Quel giorno, peraltro, ci sarà anche lo sciopero dei Cobas, con manifestazione nazionale a Roma: “la ‘riforma’ – ha detto il suo leader Enrico Bernocchi – non ha alle spalle alcun progetto didattico, come non ne avevano alle elementari la ‘maestra unica’ o la devitalizzazione del tempo pieno. Ci sono dunque le condizioni perché si sviluppi, qui ed ora, una forte opposizione alla ‘riforma’ da parte di docenti ed Ata, precari e ‘stabili’, studenti, genitori: dobbiamo intensificare subito la lotta, agevolando – ha conclusoil leader dei Cobas – la mobilitazione di tutto il popolo della scuola pubblica“.
Contro la riforma si è espressa anche la Uil Scuola, attraverso il suo segretario Massimo Di Menna: “vedo il rischio che, come al solito, – ha detto – si definisca un quadro normativo scaricando sulle scuole e sul personale la gestione della novità e gli effetti dei tagli. E’ del tutto incomprensibile che si effettui una riduzione di ore nelle classi seconde, terze e quarte degli istituti tecnici e professionali non coinvolte dai cambiamenti della riforma. Una tale procedura – ha concluso il leader della Uil di comparto – risponde soltanto a logiche economiche“”.
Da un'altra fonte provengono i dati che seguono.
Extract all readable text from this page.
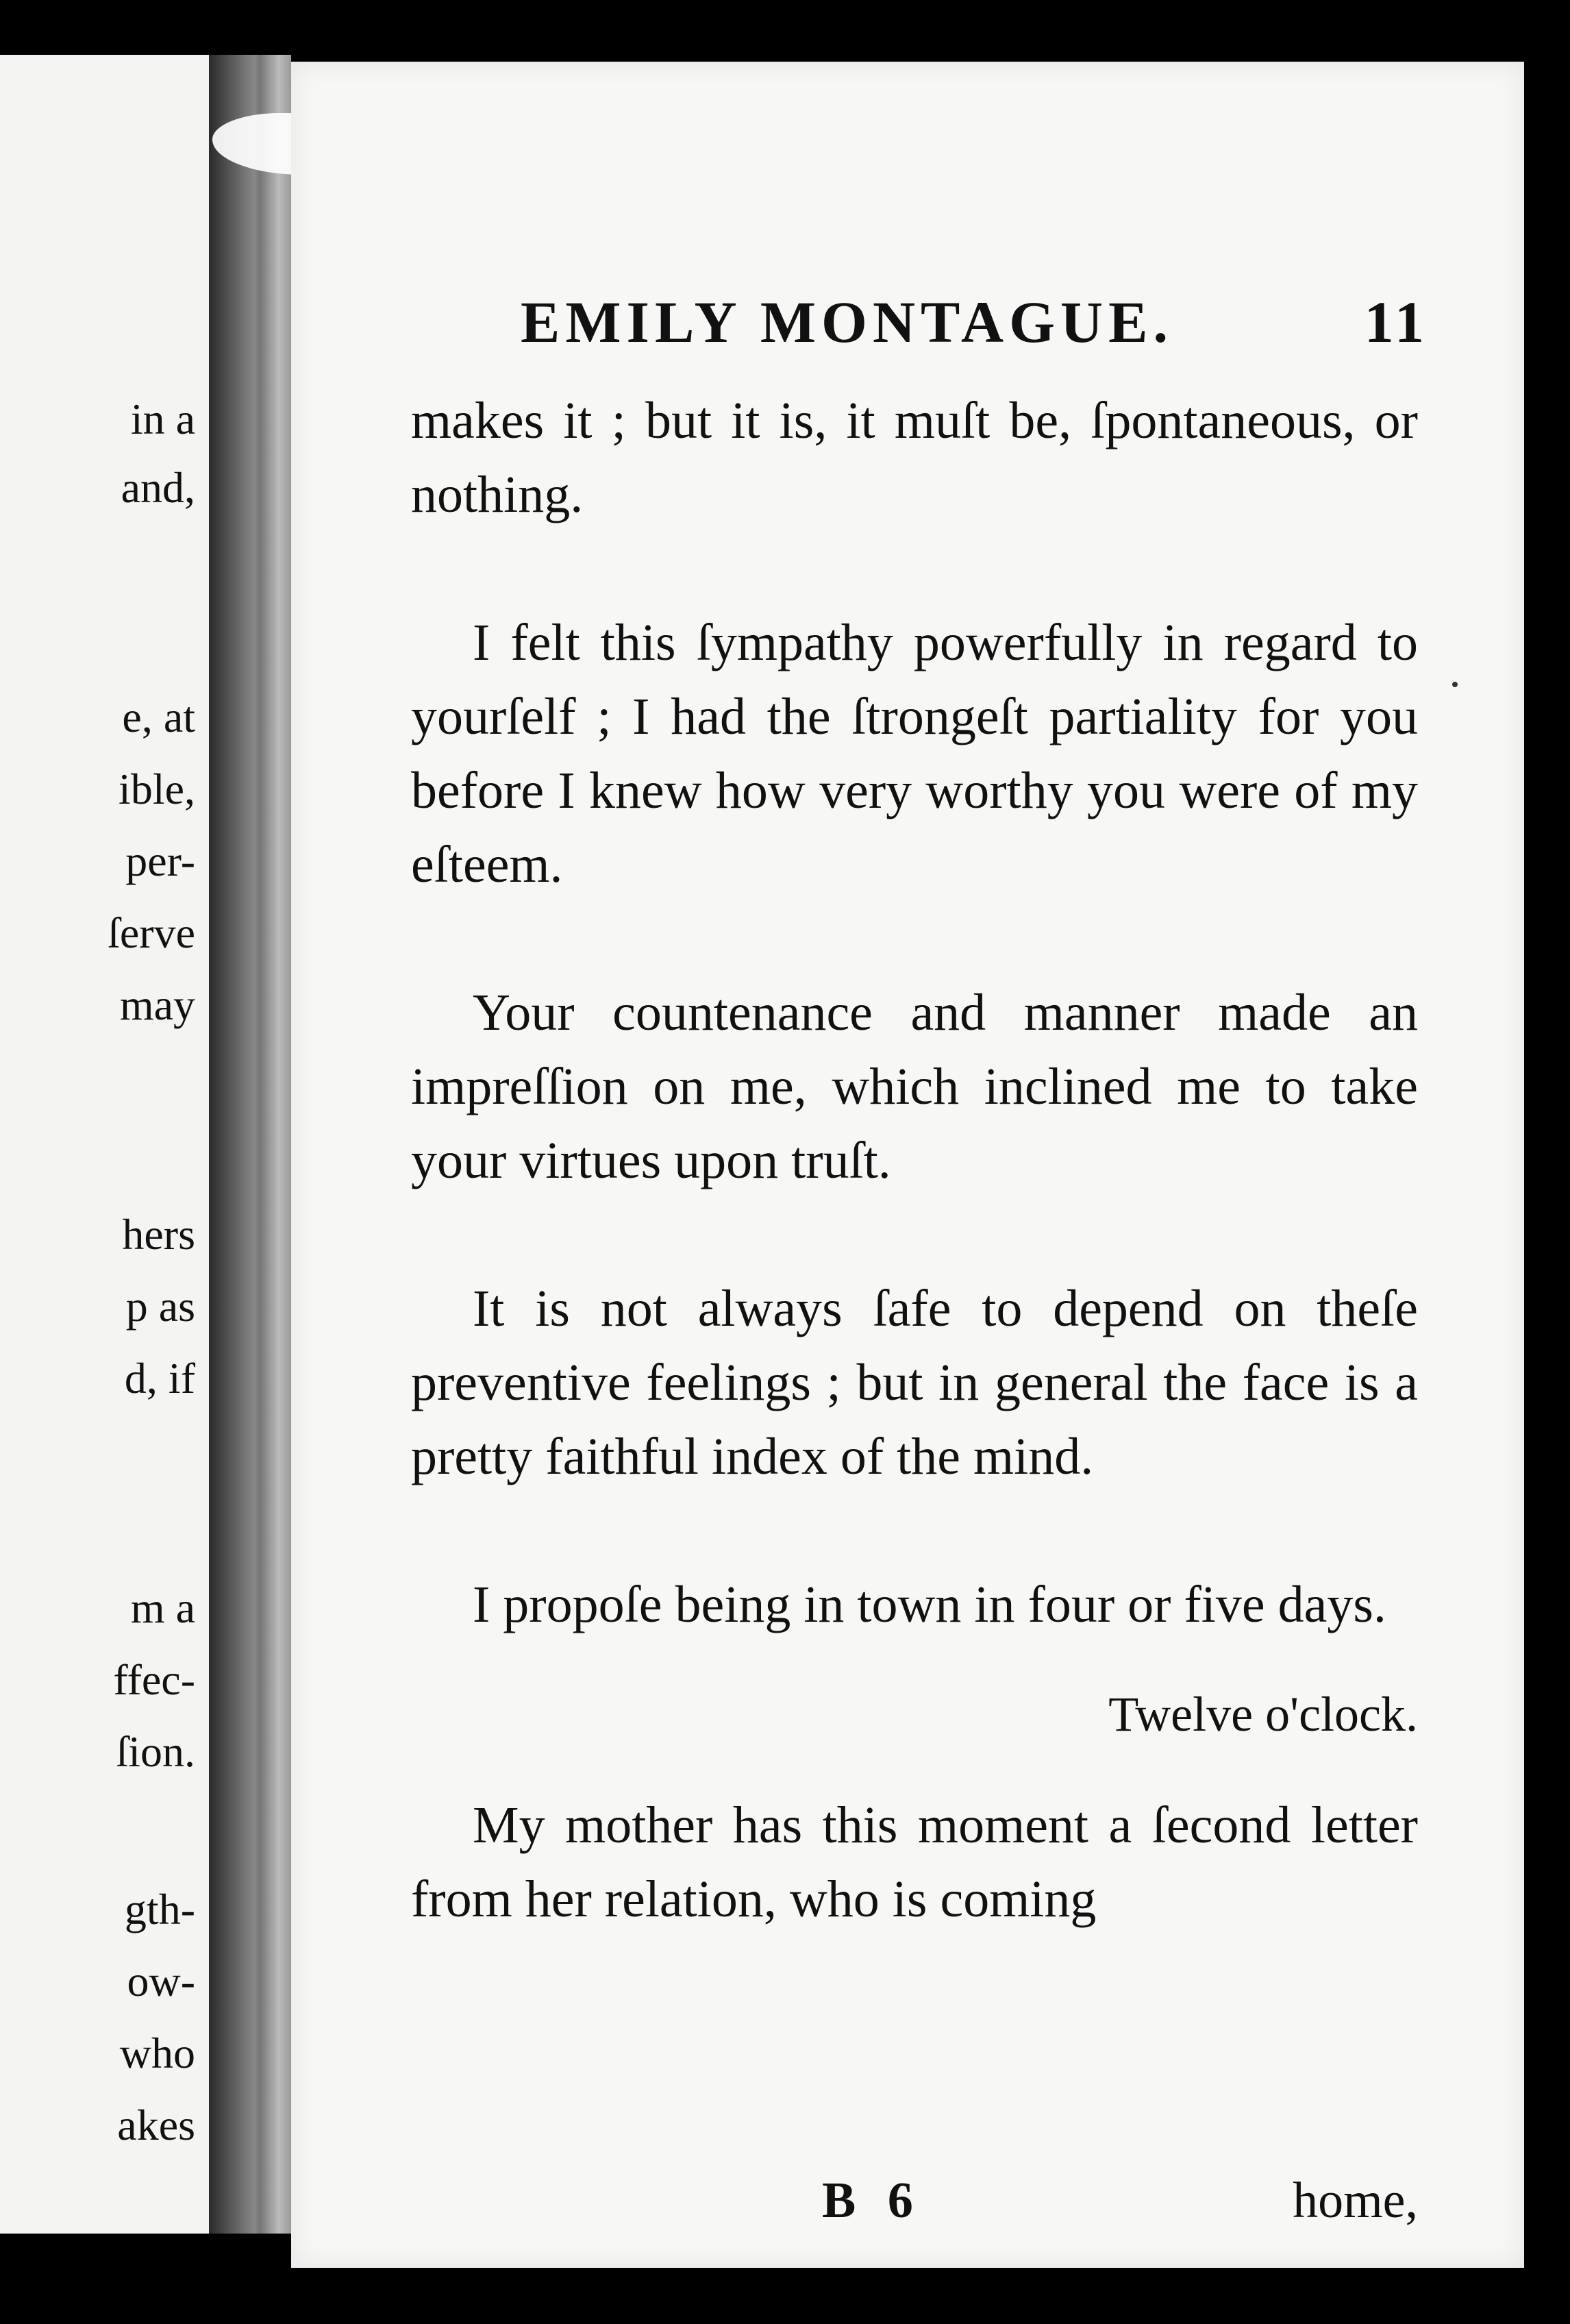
in a
and,
e, at
ible,
per-
ſerve
may
hers
p as
d, if
m a
ffec-
ſion.
gth-
ow-
who
akes
EMILY MONTAGUE.	11

makes it ; but it is, it muſt be, ſpontaneous, or nothing.

I felt this ſympathy powerfully in regard to yourſelf ; I had the ſtrongeſt partiality for you before I knew how very worthy you were of my eſteem.

Your countenance and manner made an impreſſion on me, which inclined me to take your virtues upon truſt.

It is not always ſafe to depend on theſe preventive feelings ; but in general the face is a pretty faithful index of the mind.

I propoſe being in town in four or five days.

Twelve o'clock.

My mother has this moment a ſecond letter from her relation, who is coming

B 6	home,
Sul piede di guerra anche lo Snals, che ha puntato il dito contro la mancata previsione di una ‘vera’ fase transitoria: “se non si introdurranno correttivi – ha minacciato il segreatario Marco Paolo Nigi –, lo Snals-Confsal sarà costretto ad assumere forti iniziative“.
Durissimo, infine, il giudizio dell’Unocobas, che attraverso il segretario nazionale, Stefano d’Errico, parla di “impianto minimalista” perché “il liceo classico di Gentile era una scuola seria, ed i programmi erano dovunque estesi e compiuti. Bene, cosa direbbe oggi Gentile di una ‘riforma’ che marginalizza il latino nel Liceo Scientifico? E della riduzione generalizzata delle ore per materia, che investe ogni ordine e grado di scuola?“.
Secondo d’Errico la riforma “non solo è priva di riferimenti a questa o quella tradizione politico-culturale, ma che non ha alcuna radice in Europa. Solo negli Usa – ha detto il leader Unicobas – la storia non è considerata materia curricolare, ma di mero approfondimento universitario: gli statunitensi studiano solo dalla rivoluzione americana in poi. Ecco l’esempio luminoso della ‘berluscuola’”.